Kátia Abreu pode não ser reeleita senadora pelo Tocantins 

Conforme pesquisa do Ipec, encomendada pela Rede Globo, divulgada nesta terça, 23, a toda-poderosa Kátia Abreu está numericamente atrás de sua principal adversária, Professora Dorinha, do União Brasil.

Ex-ministra da Agricultura de Dilma Rousseff e ex-presidente da Confederação da Agricultura e Pecuária no Brasil (CNA), Kátia Abreu pode não ser reeleita ao Senado Federal pelo Partido Progressista (PP) do Tocantins. Caso queira permanecer no Congresso Nacional, ela terá que buscar voto por voto do eleitor tocantinense em 2022. 

Conforme pesquisa do Ipec, encomendada pela Rede Globo, divulgada nesta terça, 23, a toda-poderosa Kátia Abreu está numericamente atrás de sua principal adversária, Professora Dorinha, do União Brasil. A atual senadora aparece com 18% das intenções de voto, contra 19% de Dorinha. Pelo resultado, as duas estão tecnicamente empatadas dentro da margem de erro de três pontos percentuais.

Professora Dorinha Kátia Abreu
A Deputada Federal Professora Dorinha

A pesquisa Ipec/TV Anhanguera foi realizada entre 20 e 22 de agosto. O instituto ouviu 800 eleitores em 34 municípios do estado.
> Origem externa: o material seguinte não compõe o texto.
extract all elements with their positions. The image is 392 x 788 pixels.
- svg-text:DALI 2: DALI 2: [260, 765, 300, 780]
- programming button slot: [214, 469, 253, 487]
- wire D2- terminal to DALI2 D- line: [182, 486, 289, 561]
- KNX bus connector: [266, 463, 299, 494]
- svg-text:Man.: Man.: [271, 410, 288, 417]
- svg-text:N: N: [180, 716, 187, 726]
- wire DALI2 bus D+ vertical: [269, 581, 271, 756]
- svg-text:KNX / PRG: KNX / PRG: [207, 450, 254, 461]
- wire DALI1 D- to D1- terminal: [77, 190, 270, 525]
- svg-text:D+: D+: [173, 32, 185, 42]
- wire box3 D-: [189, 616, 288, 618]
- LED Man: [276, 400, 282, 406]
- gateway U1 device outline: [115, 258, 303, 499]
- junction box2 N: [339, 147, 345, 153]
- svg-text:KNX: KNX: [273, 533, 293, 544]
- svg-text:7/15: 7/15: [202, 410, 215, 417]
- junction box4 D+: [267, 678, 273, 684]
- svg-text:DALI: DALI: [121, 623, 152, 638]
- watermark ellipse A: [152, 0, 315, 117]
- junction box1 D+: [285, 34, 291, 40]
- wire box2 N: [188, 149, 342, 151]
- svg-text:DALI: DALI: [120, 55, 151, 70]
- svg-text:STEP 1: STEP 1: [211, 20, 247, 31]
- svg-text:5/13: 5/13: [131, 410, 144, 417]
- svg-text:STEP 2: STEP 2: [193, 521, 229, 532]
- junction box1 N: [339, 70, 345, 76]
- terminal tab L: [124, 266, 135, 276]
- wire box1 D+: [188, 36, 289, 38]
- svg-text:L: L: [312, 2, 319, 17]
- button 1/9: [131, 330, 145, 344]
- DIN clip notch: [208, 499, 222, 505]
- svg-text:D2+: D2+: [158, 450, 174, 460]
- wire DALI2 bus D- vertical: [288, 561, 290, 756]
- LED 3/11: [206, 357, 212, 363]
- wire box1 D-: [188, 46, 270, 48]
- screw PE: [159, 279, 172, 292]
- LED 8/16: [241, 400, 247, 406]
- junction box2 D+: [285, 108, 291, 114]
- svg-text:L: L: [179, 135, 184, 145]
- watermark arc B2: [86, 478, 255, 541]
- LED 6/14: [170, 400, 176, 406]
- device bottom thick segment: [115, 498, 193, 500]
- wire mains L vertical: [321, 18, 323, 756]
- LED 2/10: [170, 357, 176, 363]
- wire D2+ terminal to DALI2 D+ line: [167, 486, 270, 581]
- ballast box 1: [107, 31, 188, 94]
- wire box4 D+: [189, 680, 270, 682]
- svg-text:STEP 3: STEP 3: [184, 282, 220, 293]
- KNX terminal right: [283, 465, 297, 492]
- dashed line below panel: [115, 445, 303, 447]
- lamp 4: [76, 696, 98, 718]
Ela foi registrada no Tribunal Regional Eleitoral sob o número TO-04301/2022. 

Nesta eleição de 2022, cada estado vai eleger apenas um senador em eleição majoritária, e sem segundo turno. O mais votado leva a cadeira em disputa. A vantagem de Professora Dorinha sobre Kátia Abreu pode ser vista como uma reviravolta na política local. Até tempos atrás a ex-presidente da poderosa CNA era tida como intocável num dos estados de maior força do agronegócio nacional. 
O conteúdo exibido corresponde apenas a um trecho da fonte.